L’unique miraculé du désastre était un grand elfe aux cheveux dorés. Errant
dans le palais, celui-ci chancelait tout en fixant droit devant lui. Son
armure étincelante avait perdu de son brillant éclat dû aux taches de sang
et aux entailles qui le recouvraient. Ce seigneur guerrier était le
survivant d’une terrible tragédie.
— Père, mère, où êtes-vous ? criait-il. Y a-t-il des survivants ?
Bien que très jeune pour quelqu’un de son âge, cet elfe était un robuste
guerrier et un prince célèbre. Il était aussi grand qu’un homme adulte et il
dégageait une aura d’autorité digne de son rang. Par le passé, les gens qui
avaient regardé ses yeux y avaient tous discerné une grande suffisance et
une ardeur flamboyante peu commune pour un elfe. Mais, aujourd’hui, sa
flamme était ternie par l’ampleur de la catastrophe dont il se remettait
avec difficulté.
Soudainement, l’air derrière lui parut se teindre de ténèbres pour se
solidifier en une silhouette d’homme. Le visiteur inspecta les alentours,
son masque dissimulant toute émotion.
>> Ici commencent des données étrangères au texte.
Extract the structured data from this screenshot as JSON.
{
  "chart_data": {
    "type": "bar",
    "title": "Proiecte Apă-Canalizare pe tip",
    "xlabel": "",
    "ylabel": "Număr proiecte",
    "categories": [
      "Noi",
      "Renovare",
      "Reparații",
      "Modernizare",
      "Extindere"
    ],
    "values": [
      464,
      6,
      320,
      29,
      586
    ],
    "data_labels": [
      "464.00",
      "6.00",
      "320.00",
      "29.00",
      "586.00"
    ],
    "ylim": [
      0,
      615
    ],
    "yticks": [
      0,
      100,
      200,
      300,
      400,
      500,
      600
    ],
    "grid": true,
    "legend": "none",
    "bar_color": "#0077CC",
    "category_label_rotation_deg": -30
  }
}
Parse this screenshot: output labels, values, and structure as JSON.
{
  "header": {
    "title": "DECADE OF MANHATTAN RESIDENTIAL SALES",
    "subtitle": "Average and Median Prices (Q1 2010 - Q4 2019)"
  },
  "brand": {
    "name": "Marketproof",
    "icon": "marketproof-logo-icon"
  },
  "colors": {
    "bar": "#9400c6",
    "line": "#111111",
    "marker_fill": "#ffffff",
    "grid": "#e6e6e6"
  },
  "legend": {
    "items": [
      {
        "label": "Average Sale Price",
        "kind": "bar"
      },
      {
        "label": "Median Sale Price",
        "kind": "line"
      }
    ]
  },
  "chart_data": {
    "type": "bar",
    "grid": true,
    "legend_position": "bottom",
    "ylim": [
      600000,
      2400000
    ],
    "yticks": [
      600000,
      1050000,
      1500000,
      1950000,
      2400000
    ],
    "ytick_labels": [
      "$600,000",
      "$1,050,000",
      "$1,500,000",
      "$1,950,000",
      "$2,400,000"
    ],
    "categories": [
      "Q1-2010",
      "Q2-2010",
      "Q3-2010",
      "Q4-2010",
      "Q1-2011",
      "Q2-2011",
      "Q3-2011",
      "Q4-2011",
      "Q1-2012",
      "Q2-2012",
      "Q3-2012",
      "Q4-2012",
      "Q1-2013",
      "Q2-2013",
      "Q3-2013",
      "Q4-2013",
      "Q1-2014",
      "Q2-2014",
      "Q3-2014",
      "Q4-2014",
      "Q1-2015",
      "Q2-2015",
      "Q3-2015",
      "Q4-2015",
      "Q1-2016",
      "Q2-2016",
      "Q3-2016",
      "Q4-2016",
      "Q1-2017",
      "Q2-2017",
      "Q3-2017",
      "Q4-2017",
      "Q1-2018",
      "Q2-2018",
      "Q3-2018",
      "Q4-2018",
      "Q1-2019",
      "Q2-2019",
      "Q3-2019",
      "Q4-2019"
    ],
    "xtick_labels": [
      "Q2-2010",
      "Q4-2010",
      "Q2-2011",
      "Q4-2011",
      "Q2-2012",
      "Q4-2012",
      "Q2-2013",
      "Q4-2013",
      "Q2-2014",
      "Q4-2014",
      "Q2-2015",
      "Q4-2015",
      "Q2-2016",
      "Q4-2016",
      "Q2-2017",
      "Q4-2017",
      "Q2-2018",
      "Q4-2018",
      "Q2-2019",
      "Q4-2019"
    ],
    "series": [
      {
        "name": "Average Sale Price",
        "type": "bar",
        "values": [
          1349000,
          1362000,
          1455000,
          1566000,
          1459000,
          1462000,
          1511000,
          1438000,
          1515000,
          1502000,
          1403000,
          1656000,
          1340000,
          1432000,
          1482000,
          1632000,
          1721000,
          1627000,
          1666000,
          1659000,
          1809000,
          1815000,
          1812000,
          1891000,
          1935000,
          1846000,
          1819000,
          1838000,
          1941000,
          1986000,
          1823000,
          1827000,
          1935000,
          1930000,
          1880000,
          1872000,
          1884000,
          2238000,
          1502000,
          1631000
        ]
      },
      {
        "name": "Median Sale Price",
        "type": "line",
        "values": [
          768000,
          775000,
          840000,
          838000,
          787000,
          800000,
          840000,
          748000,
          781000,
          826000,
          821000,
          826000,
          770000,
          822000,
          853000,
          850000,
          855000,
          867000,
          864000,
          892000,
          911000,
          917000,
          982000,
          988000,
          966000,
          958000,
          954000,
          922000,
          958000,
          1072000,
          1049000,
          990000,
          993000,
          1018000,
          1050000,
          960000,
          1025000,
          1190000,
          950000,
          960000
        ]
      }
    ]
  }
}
Il était habillé tout en noir et
entièrement enveloppé d’une cape. Il cheminait lentement, tenant sa cape
pour ne pas effleurer les défunts. Son attention était dirigée sur l’elfe
titubant, mais qui n’avait pas la moindre intention de vouloir s’arrêter.
— Lucretia, mon amour, appela l’elfe avec insistance. Où que tu sois, viens
me rejoindre.
En entendant ce nom, l’homme en noir lança un regard vers une pièce
adjacente. À l’intérieur de ce qui devait être un dortoir, il pouvait sentir
l’empreinte persistante de l’horreur des derniers moments d’une dizaine de
jeunes demoiselles profanées. Puis, il réexamina son hôte. Celui-ci s’était
enfin retourné pour remarquer sa présence.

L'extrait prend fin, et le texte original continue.